DR SLOVIN: We’ve got to be very cautious about using the term “immune response,” because when we think about immune response, immune response is just not a signal of showing antibody or a T-cell activation or proliferation. Instead, it has to really be correlated with a change in the biology of the cancer. So while we might see that a PSA will go up or down, it doesn’t necessarily mean that there’s a change in the metastatic disease that’s there, that something has remitted or regressed completely. So when we say “immune response,” one can easily be chastised just for using that without the concept that biology must be impacted upon.

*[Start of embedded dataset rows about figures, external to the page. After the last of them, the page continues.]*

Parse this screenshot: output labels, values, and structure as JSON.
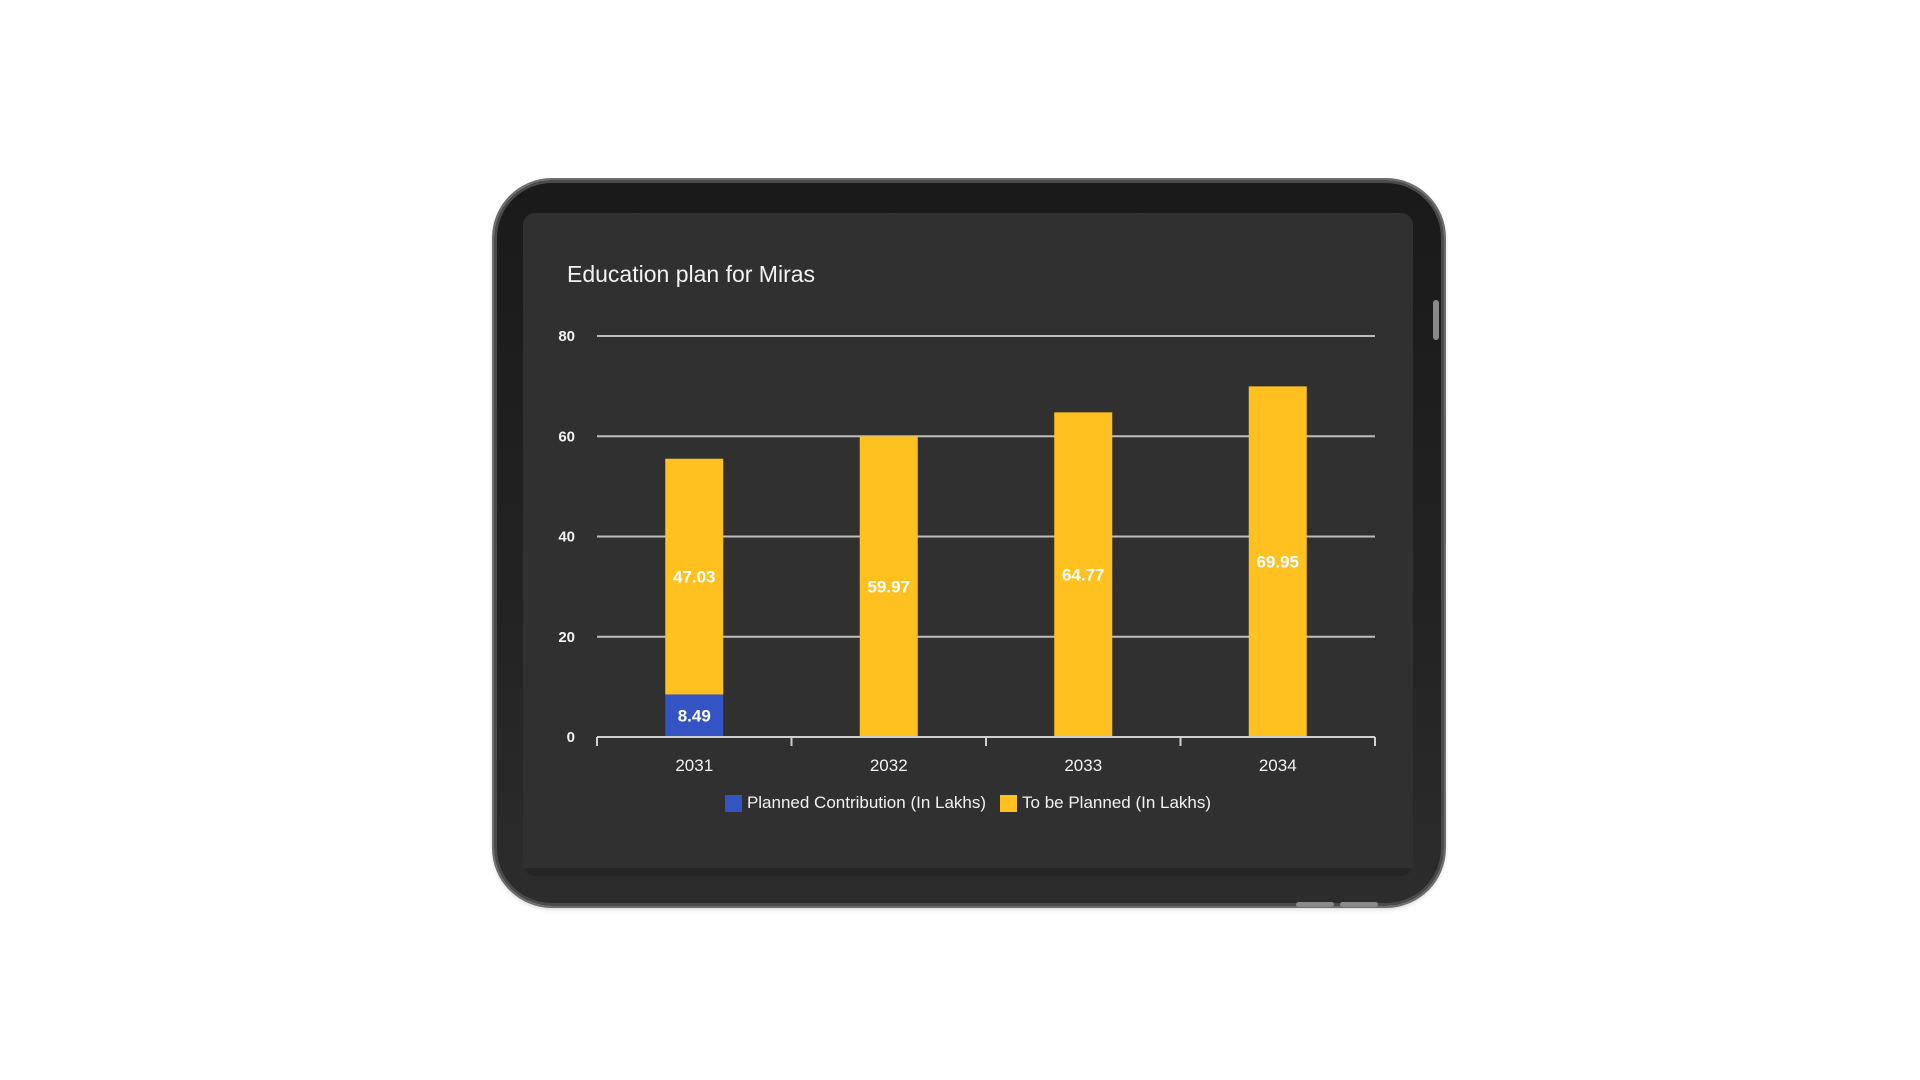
{
  "chart_data": {
    "type": "bar",
    "stacked": true,
    "title": "Education plan for Miras",
    "categories": [
      "2031",
      "2032",
      "2033",
      "2034"
    ],
    "series": [
      {
        "name": "Planned Contribution (In Lakhs)",
        "color": "#3454c4",
        "values": [
          8.49,
          0,
          0,
          0
        ],
        "labels": [
          "8.49",
          "",
          "",
          ""
        ]
      },
      {
        "name": "To be Planned (In Lakhs)",
        "color": "#ffc120",
        "values": [
          47.03,
          59.97,
          64.77,
          69.95
        ],
        "labels": [
          "47.03",
          "59.97",
          "64.77",
          "69.95"
        ]
      }
    ],
    "ylim": [
      0,
      80
    ],
    "yticks": [
      "0",
      "20",
      "40",
      "60",
      "80"
    ],
    "grid": true,
    "legend": "bottom"
  },
  "colors": {
    "screen_background": "#303030",
    "gridline": "#bdbdbd",
    "text": "#f2f2f2"
  }
}
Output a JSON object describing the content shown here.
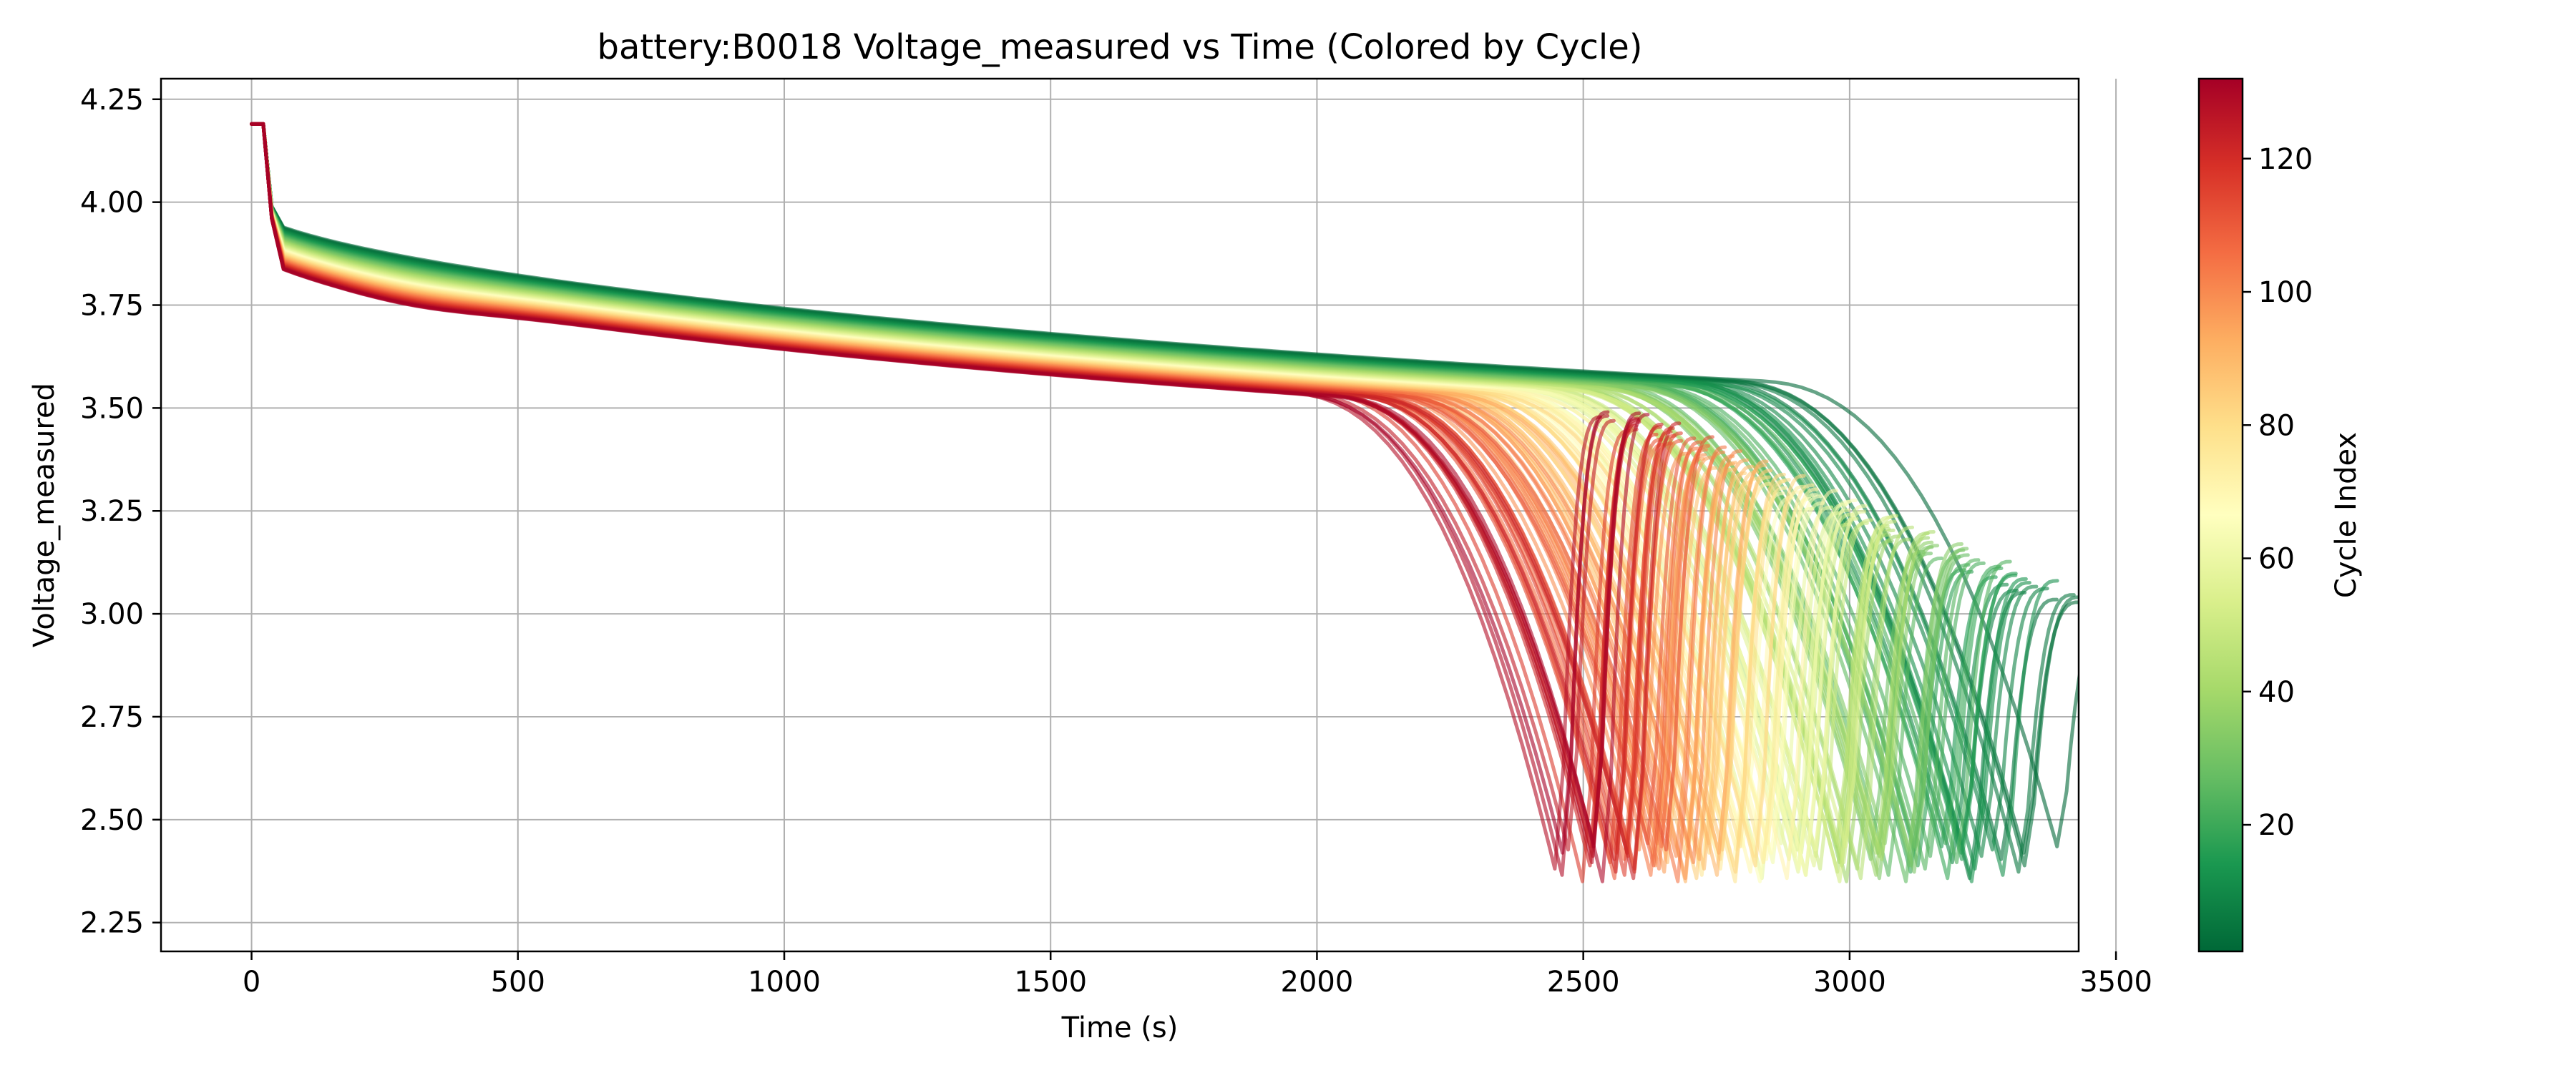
{
  "chart_data": {
    "type": "line",
    "title": "battery:B0018 Voltage_measured vs Time (Colored by Cycle)",
    "xlabel": "Time (s)",
    "ylabel": "Voltage_measured",
    "xlim": [
      -170,
      3430
    ],
    "ylim": [
      2.18,
      4.3
    ],
    "xticks": [
      0,
      500,
      1000,
      1500,
      2000,
      2500,
      3000,
      3500
    ],
    "yticks": [
      2.25,
      2.5,
      2.75,
      3.0,
      3.25,
      3.5,
      3.75,
      4.0,
      4.25
    ],
    "xtick_labels": [
      "0",
      "500",
      "1000",
      "1500",
      "2000",
      "2500",
      "3000",
      "3500"
    ],
    "ytick_labels": [
      "2.25",
      "2.50",
      "2.75",
      "3.00",
      "3.25",
      "3.50",
      "3.75",
      "4.00",
      "4.25"
    ],
    "grid": true,
    "colormap": "RdYlGn_r",
    "colormap_colors": [
      "#006837",
      "#1a9850",
      "#66bd63",
      "#a6d96a",
      "#d9ef8b",
      "#ffffbf",
      "#fee08b",
      "#fdae61",
      "#f46d43",
      "#d73027",
      "#a50026"
    ],
    "colorbar": {
      "label": "Cycle Index",
      "range": [
        1,
        132
      ],
      "ticks": [
        20,
        40,
        60,
        80,
        100,
        120
      ],
      "tick_labels": [
        "20",
        "40",
        "60",
        "80",
        "100",
        "120"
      ]
    },
    "series_summary": {
      "cycle_count": 132,
      "discharge_end_time_first_cycle": 3330,
      "discharge_end_time_last_cycle": 2480,
      "min_voltage": 2.28
    }
  }
}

The second is that this is a tremendously biased group, because we’re all in academic centers that favor investigational trials. So if a patient is obviously thinking about sipuleucel-T, they may opt for a drug that may give a faster response based on a clinical trial. The difference is, of course, on the outside, or the real world, people follow an algorithm they know. After this, they want to sequence that. And it’s very different than the way we often think within academics.
DR BEER: So in terms of describing how you take care of patients — and you guys will probably make fun of me for this, but I explain it a little bit like a very expensive and very complicated flu shot. On a population level, people who get flu shots do better. You don’t know who actually benefited. And you don’t really change anything you do after a flu shot. You keep taking care of them just the same as you would otherwise.
DR EISENBERGER: I just want to point out something we haven’t emphasized here. In our cancer immunology program, dealing with immunotherapies, one of the focuses is timing of immunotherapy. It’s possible that the interaction between immunomodulation and other treatments may be important. For instance, immunizing a patient before you give hormonal therapy, before you give chemotherapy. So it is also possible that immunotherapy may enhance subsequent treatment. And how you demonstrate that, that’s something that hasn’t been really done systematically in all the trials, because the trials that treat patients prior to chemotherapy don’t follow patients when they get chemotherapy because there’s no fixed point to initiate chemotherapy.
DR LOVE: I’ve got to just dip a little bit more into this. And let me try to throw it around a different way. Maybe this will be more interesting.
So Dan, about how many patients have you started on sip-T in the last year?
DR PETRYLAK: Probably about 30.
DR LOVE: Matt?
DR SMITH: Six or 8.
DR LOVE: Tom?
DR BEER: Ten.
DR LOVE: Oliver?
DR SARTOR: Twenty-five.
DR LOVE: William?
DR OH: About 10.
DR DREICER: Twenty-five.
DR SLOVIN: Two.
DR LOVE: I’ve got to say I’m surprised. I’m feeling a lot of skepticism in the room, and I know you see a lot of patients, but those are not inconsequential numbers.